24.3451 · Motion · 2024-04-17
Departement für Umwelt, Verkehr, Energie und Kommunikation
Erledigt
Wortlaut
Der Bundesrat wird beauftragt, Nutztiere, welche auf Alpweiden nachweislich von Gänsegeiern angegriffen wurden oder durch Steinschlag umgekommen sind, zu entschädigen.
Begründung
Seit zehn Jahren treten in vielen Sömmerungsgebieten der Schweiz, insbesondere in den Kantonen Bern und Graubünden, vermehrt Gänsegeier auf. Wurden diese zuerst nur spärlich am Himmel gesichtet, kreisen sie heute in grossen Schwärmen über dem Himmel.
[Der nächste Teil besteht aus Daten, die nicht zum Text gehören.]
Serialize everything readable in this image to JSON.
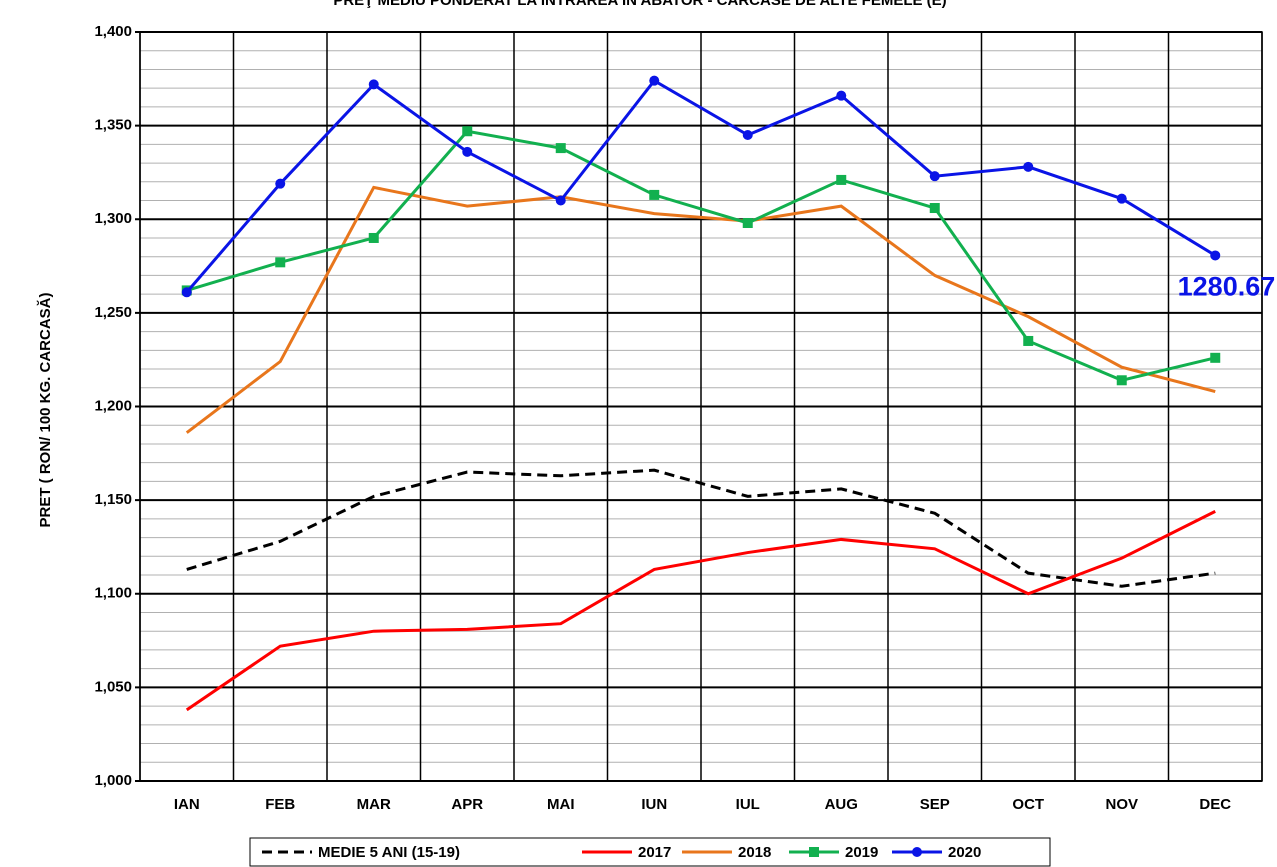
{
  "chart_data": {
    "type": "line",
    "title": "PREŢ MEDIU PONDERAT LA INTRAREA IN ABATOR - CARCASE DE ALTE FEMELE (E)",
    "y_label": "PRET ( RON/ 100 KG. CARCASĂ)",
    "categories": [
      "IAN",
      "FEB",
      "MAR",
      "APR",
      "MAI",
      "IUN",
      "IUL",
      "AUG",
      "SEP",
      "OCT",
      "NOV",
      "DEC"
    ],
    "ylim": [
      1000,
      1400
    ],
    "yticks": [
      {
        "value": 1000,
        "label": "1,000"
      },
      {
        "value": 1050,
        "label": "1,050"
      },
      {
        "value": 1100,
        "label": "1,100"
      },
      {
        "value": 1150,
        "label": "1,150"
      },
      {
        "value": 1200,
        "label": "1,200"
      },
      {
        "value": 1250,
        "label": "1,250"
      },
      {
        "value": 1300,
        "label": "1,300"
      },
      {
        "value": 1350,
        "label": "1,350"
      },
      {
        "value": 1400,
        "label": "1,400"
      }
    ],
    "yminorticks": [
      1010,
      1020,
      1030,
      1040,
      1060,
      1070,
      1080,
      1090,
      1110,
      1120,
      1130,
      1140,
      1160,
      1170,
      1180,
      1190,
      1210,
      1220,
      1230,
      1240,
      1260,
      1270,
      1280,
      1290,
      1310,
      1320,
      1330,
      1340,
      1360,
      1370,
      1380,
      1390
    ],
    "grid": true,
    "legend": "bottom",
    "series": [
      {
        "name": "MEDIE 5 ANI (15-19)",
        "color": "#000000",
        "dash": true,
        "marker": null,
        "values": [
          1113,
          1128,
          1152,
          1165,
          1163,
          1166,
          1152,
          1156,
          1143,
          1111,
          1104,
          1111
        ]
      },
      {
        "name": "2017",
        "color": "#ff0000",
        "dash": false,
        "marker": null,
        "values": [
          1038,
          1072,
          1080,
          1081,
          1084,
          1113,
          1122,
          1129,
          1124,
          1100,
          1119,
          1144
        ]
      },
      {
        "name": "2018",
        "color": "#e8761c",
        "dash": false,
        "marker": null,
        "values": [
          1186,
          1224,
          1317,
          1307,
          1312,
          1303,
          1299,
          1307,
          1270,
          1248,
          1221,
          1208
        ]
      },
      {
        "name": "2019",
        "color": "#12b04f",
        "dash": false,
        "marker": "square",
        "values": [
          1262,
          1277,
          1290,
          1347,
          1338,
          1313,
          1298,
          1321,
          1306,
          1235,
          1214,
          1226
        ]
      },
      {
        "name": "2020",
        "color": "#0a14e6",
        "dash": false,
        "marker": "circle",
        "values": [
          1261,
          1319,
          1372,
          1336,
          1310,
          1374,
          1345,
          1366,
          1323,
          1328,
          1311,
          1280.67
        ],
        "value_labels": [
          null,
          null,
          null,
          null,
          null,
          null,
          null,
          null,
          null,
          null,
          null,
          "1280.67"
        ]
      }
    ]
  }
}
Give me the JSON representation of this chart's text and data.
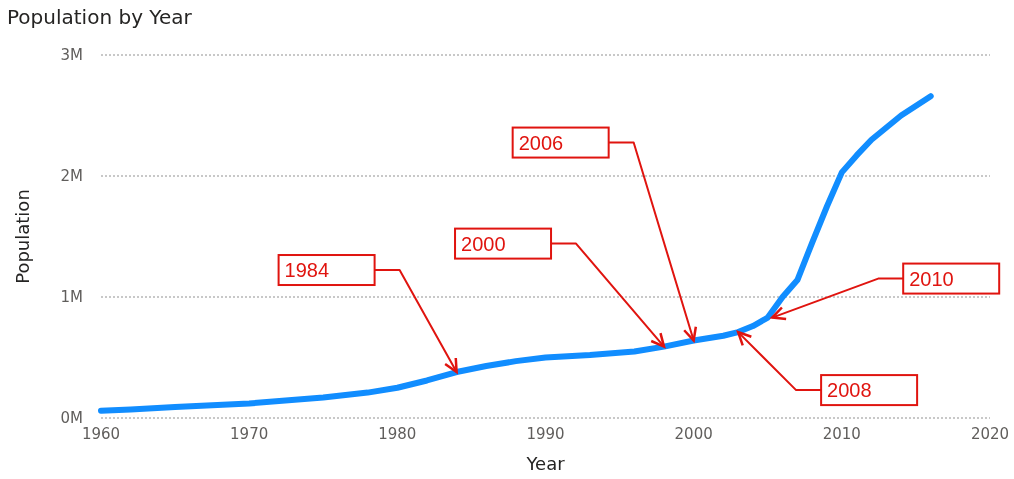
{
  "chart_data": {
    "type": "line",
    "title": "Population by Year",
    "xlabel": "Year",
    "ylabel": "Population",
    "x": [
      1960,
      1962,
      1965,
      1970,
      1975,
      1978,
      1980,
      1982,
      1984,
      1986,
      1988,
      1990,
      1993,
      1996,
      1998,
      2000,
      2002,
      2003,
      2004,
      2005,
      2006,
      2007,
      2008,
      2009,
      2010,
      2011,
      2012,
      2014,
      2016
    ],
    "series": [
      {
        "color": "#118dff",
        "values": [
          60000,
          70000,
          90000,
          120000,
          170000,
          210000,
          250000,
          310000,
          380000,
          430000,
          470000,
          500000,
          520000,
          550000,
          590000,
          640000,
          680000,
          710000,
          760000,
          830000,
          1000000,
          1140000,
          1450000,
          1750000,
          2030000,
          2170000,
          2300000,
          2500000,
          2660000
        ]
      }
    ],
    "xlim": [
      1960,
      2020
    ],
    "xticks": [
      1960,
      1970,
      1980,
      1990,
      2000,
      2010,
      2020
    ],
    "ylim": [
      0,
      3000000
    ],
    "yticks": [
      {
        "value": 0,
        "label": "0M"
      },
      {
        "value": 1000000,
        "label": "1M"
      },
      {
        "value": 2000000,
        "label": "2M"
      },
      {
        "value": 3000000,
        "label": "3M"
      }
    ],
    "grid": "y",
    "marker": "none",
    "line_style": "solid",
    "annotations": [
      "1984",
      "2000",
      "2006",
      {
        "text": "2010",
        "x": 2005.3,
        "y": 830000
      },
      {
        "text": "2008",
        "x": 2003,
        "y": 710000
      }
    ]
  }
}
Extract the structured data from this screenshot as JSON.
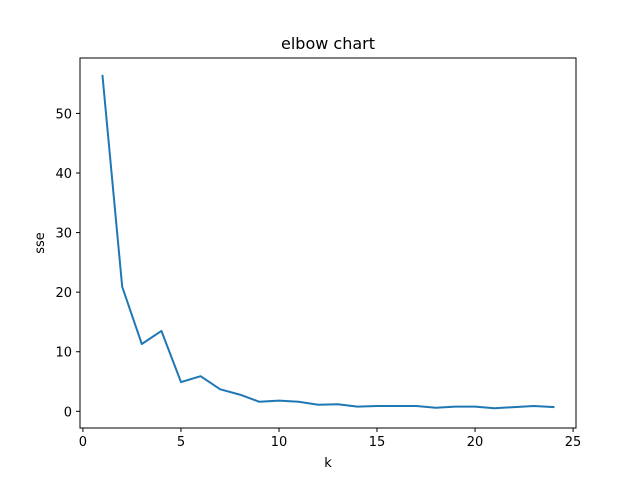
{
  "chart_data": {
    "type": "line",
    "title": "elbow chart",
    "xlabel": "k",
    "ylabel": "sse",
    "xlim": [
      -0.15,
      25.15
    ],
    "ylim": [
      -2.8,
      59.3
    ],
    "xticks": [
      0,
      5,
      10,
      15,
      20,
      25
    ],
    "yticks": [
      0,
      10,
      20,
      30,
      40,
      50
    ],
    "grid": false,
    "series": [
      {
        "color": "#1f77b4",
        "x": [
          1,
          2,
          3,
          4,
          5,
          6,
          7,
          8,
          9,
          10,
          11,
          12,
          13,
          14,
          15,
          16,
          17,
          18,
          19,
          20,
          21,
          22,
          23,
          24
        ],
        "y": [
          56.3,
          20.9,
          11.3,
          13.5,
          4.9,
          5.9,
          3.7,
          2.8,
          1.6,
          1.8,
          1.6,
          1.1,
          1.2,
          0.8,
          0.9,
          0.9,
          0.9,
          0.6,
          0.8,
          0.8,
          0.5,
          0.7,
          0.9,
          0.7
        ]
      }
    ]
  }
}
Grundsätzlich beschränken sich die Gänsegeier auf das Aas bereits toter Tiere, weshalb sie aufgrund der immer grösseren Wolfspopulation vermehrt in unseren Gebieten auftauchen. Wurde ein Nutztier von einem Wolf gerissen, ist der Gänsegeier sofort vor Ort. Da ein Gänsegeier pro Tag bis zu 500 Gramm Futter (Aas) benötigt und in unserer Region eine massive Zunahme dieser Vögel beobachtet wird, sind diese durchaus in der Lage, eine Schaf- oder Ziegenherde bis in den Tod zu treiben und grosse Schäden zu verursachen.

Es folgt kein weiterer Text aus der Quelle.